Which nursing action would be appropriate to implement when a client has a diagnosis of
pheochromocytoma?



1. Weigh the client.

2. Test the client's urine for glucose.

3. Monitor the client's blood pressure.

, 4. Palpate the client's skin to determine warmth. - correct answer *3. Monitor the client's blood
pressure.*

*rationale* Hypertension is the major symptom that is associated with pheochromocytoma. The blood
pressure status is monitored by taking the client's blood pressure. Glycosuria, weight loss, and
diaphoresis are also clinical manifestations of pheochromocytoma, but hypertension is the major
symptom.



A nurse is caring for a client with pheochromocytoma. The client is scheduled for an adrenalectomy.
During the preoperative period, the priority nursing action would be to monitor the:



1. Vital signs

2. Intake and output

3. Blood urea nitrogen (BUN) level

4. Urine for glucose and acetone - correct answer *1. Vital signs*



*rationale* Hypertension is the hallmark of pheochromocytoma. Severe hypertension can precipitate a
brain attack (stroke) or sudden blindness. Although all of the options are accurate nursing interventions
for the client with pheochromocytoma, the priority nursing action is to monitor the vital signs,
particularly the blood pressure.



A nurse is caring for a client with pheochromocytoma. The client asks for a snack and something warm to
drink. The appropriate choice for this client to meet nutritional needs would be which of the following?

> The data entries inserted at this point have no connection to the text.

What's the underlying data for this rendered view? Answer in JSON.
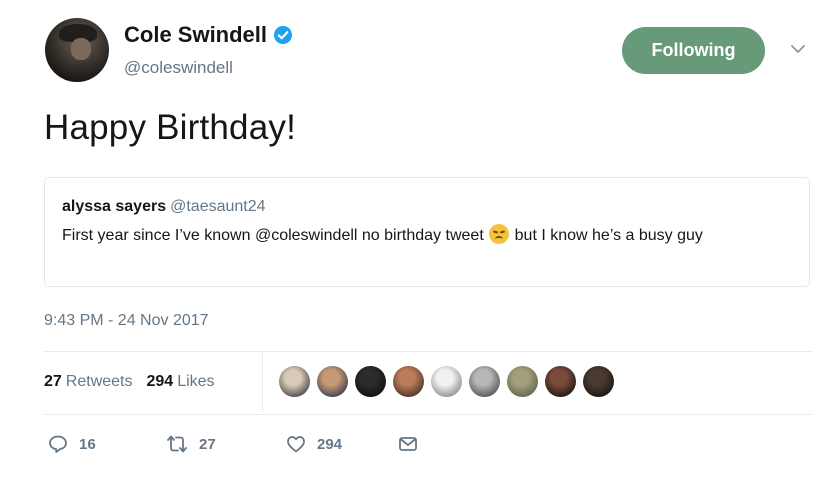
{
  "author": {
    "display_name": "Cole Swindell",
    "handle": "@coleswindell",
    "verified": true
  },
  "follow_button_label": "Following",
  "tweet_text": "Happy Birthday!",
  "quoted_tweet": {
    "display_name": "alyssa sayers",
    "handle": "@taesaunt24",
    "text_before_emoji": "First year since I’ve known @coleswindell no birthday tweet ",
    "emoji_icon": "disappointed-face-icon",
    "text_after_emoji": " but I know he’s a busy guy"
  },
  "timestamp": "9:43 PM - 24 Nov 2017",
  "stats": {
    "retweets_count": "27",
    "retweets_label": "Retweets",
    "likes_count": "294",
    "likes_label": "Likes"
  },
  "liker_avatars": [
    {
      "icon": "liker-avatar-1",
      "colors": [
        "#d9cbb6",
        "#3a3a44"
      ]
    },
    {
      "icon": "liker-avatar-2",
      "colors": [
        "#c89a73",
        "#2b3550"
      ]
    },
    {
      "icon": "liker-avatar-3",
      "colors": [
        "#2c2c2c",
        "#0c0c0c"
      ]
    },
    {
      "icon": "liker-avatar-4",
      "colors": [
        "#bb7c5a",
        "#402a24"
      ]
    },
    {
      "icon": "liker-avatar-5",
      "colors": [
        "#f2f0f0",
        "#858585"
      ]
    },
    {
      "icon": "liker-avatar-6",
      "colors": [
        "#b7b7b7",
        "#4b4b4b"
      ]
    },
    {
      "icon": "liker-avatar-7",
      "colors": [
        "#a39e7c",
        "#5c6048"
      ]
    },
    {
      "icon": "liker-avatar-8",
      "colors": [
        "#7a4a3a",
        "#181212"
      ]
    },
    {
      "icon": "liker-avatar-9",
      "colors": [
        "#4a3a30",
        "#151210"
      ]
    }
  ],
  "actions": {
    "reply_count": "16",
    "retweet_count": "27",
    "like_count": "294"
  },
  "colors": {
    "follow_button": "#669a78",
    "verified_badge": "#1da1f2",
    "secondary_text": "#657786"
  }
}
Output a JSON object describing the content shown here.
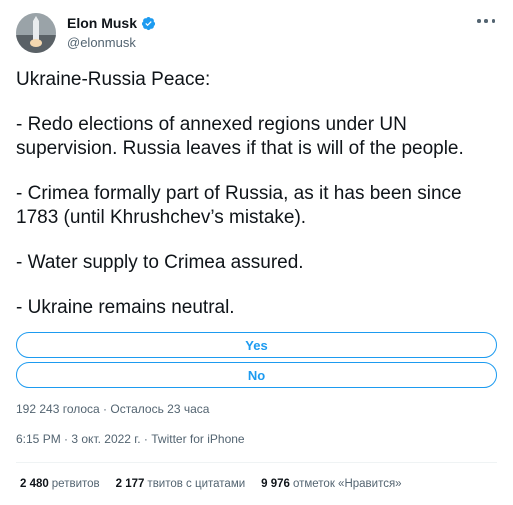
{
  "author": {
    "display_name": "Elon Musk",
    "handle": "@elonmusk",
    "verified": true
  },
  "tweet": {
    "paragraphs": [
      "Ukraine-Russia Peace:",
      "- Redo elections of annexed regions under UN supervision. Russia leaves if that is will of the people.",
      "- Crimea formally part of Russia, as it has been since 1783 (until Khrushchev’s mistake).",
      "- Water supply to Crimea assured.",
      "- Ukraine remains neutral."
    ]
  },
  "poll": {
    "options": [
      "Yes",
      "No"
    ],
    "votes_and_time": "192 243 голоса · Осталось 23 часа"
  },
  "meta": {
    "time": "6:15 PM",
    "date": "3 окт. 2022 г.",
    "source": "Twitter for iPhone",
    "separator": " · "
  },
  "stats": {
    "retweets_count": "2 480",
    "retweets_label": "ретвитов",
    "quotes_count": "2 177",
    "quotes_label": "твитов с цитатами",
    "likes_count": "9 976",
    "likes_label": "отметок «Нравится»"
  },
  "colors": {
    "accent": "#1d9bf0",
    "secondary_text": "#536471",
    "primary_text": "#0f1419"
  },
  "icons": {
    "verified": "verified-badge-icon",
    "more": "more-options-icon"
  }
}
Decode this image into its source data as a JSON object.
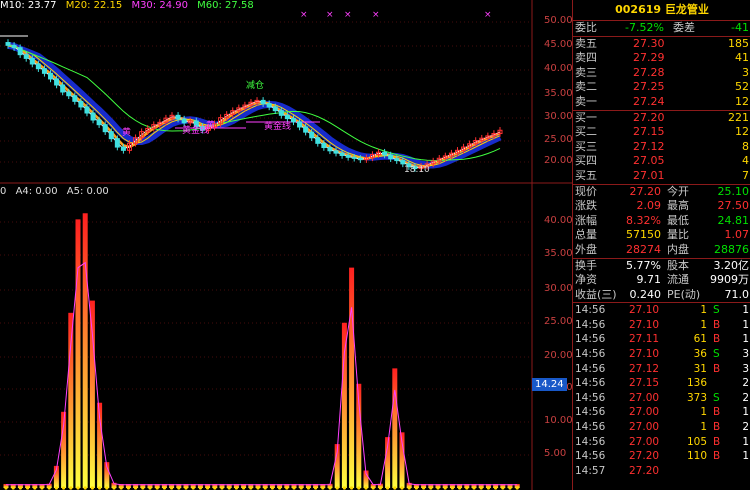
{
  "ma_legend": [
    {
      "text": "M10: 23.77",
      "color": "#ffffff"
    },
    {
      "text": "M20: 22.15",
      "color": "#ffd700"
    },
    {
      "text": "M30: 24.90",
      "color": "#ff40ff"
    },
    {
      "text": "M60: 27.58",
      "color": "#40ff40"
    }
  ],
  "indicator_legend": [
    {
      "text": "0",
      "color": "#dddddd"
    },
    {
      "text": "A4: 0.00",
      "color": "#dddddd"
    },
    {
      "text": "A5: 0.00",
      "color": "#dddddd"
    }
  ],
  "price_axis": [
    "50.00",
    "45.00",
    "40.00",
    "35.00",
    "30.00",
    "25.00",
    "20.00"
  ],
  "indicator_axis": [
    "40.00",
    "35.00",
    "30.00",
    "25.00",
    "20.00",
    "15.00",
    "10.00",
    "5.00"
  ],
  "cursor_value": "14.24",
  "annotations": {
    "sell_mark": "减仓",
    "gold_a": "黄金线",
    "gold_b": "黄金线",
    "short_a": "黄",
    "short_b": "黄",
    "low_price": "18.10"
  },
  "stock": {
    "code": "002619",
    "name": "巨龙管业"
  },
  "commission": {
    "ratio_label": "委比",
    "ratio_value": "-7.52%",
    "diff_label": "委差",
    "diff_value": "-41"
  },
  "asks": [
    {
      "label": "卖五",
      "price": "27.30",
      "vol": "185"
    },
    {
      "label": "卖四",
      "price": "27.29",
      "vol": "41"
    },
    {
      "label": "卖三",
      "price": "27.28",
      "vol": "3"
    },
    {
      "label": "卖二",
      "price": "27.25",
      "vol": "52"
    },
    {
      "label": "卖一",
      "price": "27.24",
      "vol": "12"
    }
  ],
  "bids": [
    {
      "label": "买一",
      "price": "27.20",
      "vol": "221"
    },
    {
      "label": "买二",
      "price": "27.15",
      "vol": "12"
    },
    {
      "label": "买三",
      "price": "27.12",
      "vol": "8"
    },
    {
      "label": "买四",
      "price": "27.05",
      "vol": "4"
    },
    {
      "label": "买五",
      "price": "27.01",
      "vol": "7"
    }
  ],
  "quote": [
    {
      "l1": "现价",
      "v1": "27.20",
      "c1": "red",
      "l2": "今开",
      "v2": "25.10",
      "c2": "green"
    },
    {
      "l1": "涨跌",
      "v1": "2.09",
      "c1": "red",
      "l2": "最高",
      "v2": "27.50",
      "c2": "red"
    },
    {
      "l1": "涨幅",
      "v1": "8.32%",
      "c1": "red",
      "l2": "最低",
      "v2": "24.81",
      "c2": "green"
    },
    {
      "l1": "总量",
      "v1": "57150",
      "c1": "yellow",
      "l2": "量比",
      "v2": "1.07",
      "c2": "red"
    },
    {
      "l1": "外盘",
      "v1": "28274",
      "c1": "red",
      "l2": "内盘",
      "v2": "28876",
      "c2": "green"
    }
  ],
  "fundamentals": [
    {
      "l1": "换手",
      "v1": "5.77%",
      "l2": "股本",
      "v2": "3.20亿"
    },
    {
      "l1": "净资",
      "v1": "9.71",
      "l2": "流通",
      "v2": "9909万"
    },
    {
      "l1": "收益(三)",
      "v1": "0.240",
      "l2": "PE(动)",
      "v2": "71.0"
    }
  ],
  "trades": [
    {
      "time": "14:56",
      "price": "27.10",
      "vol": "1",
      "side": "S",
      "n": "1"
    },
    {
      "time": "14:56",
      "price": "27.10",
      "vol": "1",
      "side": "B",
      "n": "1"
    },
    {
      "time": "14:56",
      "price": "27.11",
      "vol": "61",
      "side": "B",
      "n": "1"
    },
    {
      "time": "14:56",
      "price": "27.10",
      "vol": "36",
      "side": "S",
      "n": "3"
    },
    {
      "time": "14:56",
      "price": "27.12",
      "vol": "31",
      "side": "B",
      "n": "3"
    },
    {
      "time": "14:56",
      "price": "27.15",
      "vol": "136",
      "side": "",
      "n": "2"
    },
    {
      "time": "14:56",
      "price": "27.00",
      "vol": "373",
      "side": "S",
      "n": "2"
    },
    {
      "time": "14:56",
      "price": "27.00",
      "vol": "1",
      "side": "B",
      "n": "1"
    },
    {
      "time": "14:56",
      "price": "27.00",
      "vol": "1",
      "side": "B",
      "n": "2"
    },
    {
      "time": "14:56",
      "price": "27.00",
      "vol": "105",
      "side": "B",
      "n": "1"
    },
    {
      "time": "14:56",
      "price": "27.20",
      "vol": "110",
      "side": "B",
      "n": "1"
    },
    {
      "time": "14:57",
      "price": "27.20",
      "vol": "",
      "side": "",
      "n": ""
    }
  ],
  "colors": {
    "rise": "#ff3030",
    "fall": "#00e000",
    "grid": "#8b1a1a",
    "ma_blue": "#1a30e0"
  }
}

1. Crackers with cheese and tea

2. Graham crackers and warm milk

3. Toast with peanut butter and cocoa

4. Vanilla wafers and coffee with cream and sugar - correct answer *2. Graham crackers and warm milk*



*rationale* The client with pheochromocytoma needs to be provided with a diet that is high in vitamins,
minerals, and calories. Of particular importance is that food or beverages that contain caffeine (e.g.,
chocolate, coffee, tea, and cola) are prohibited.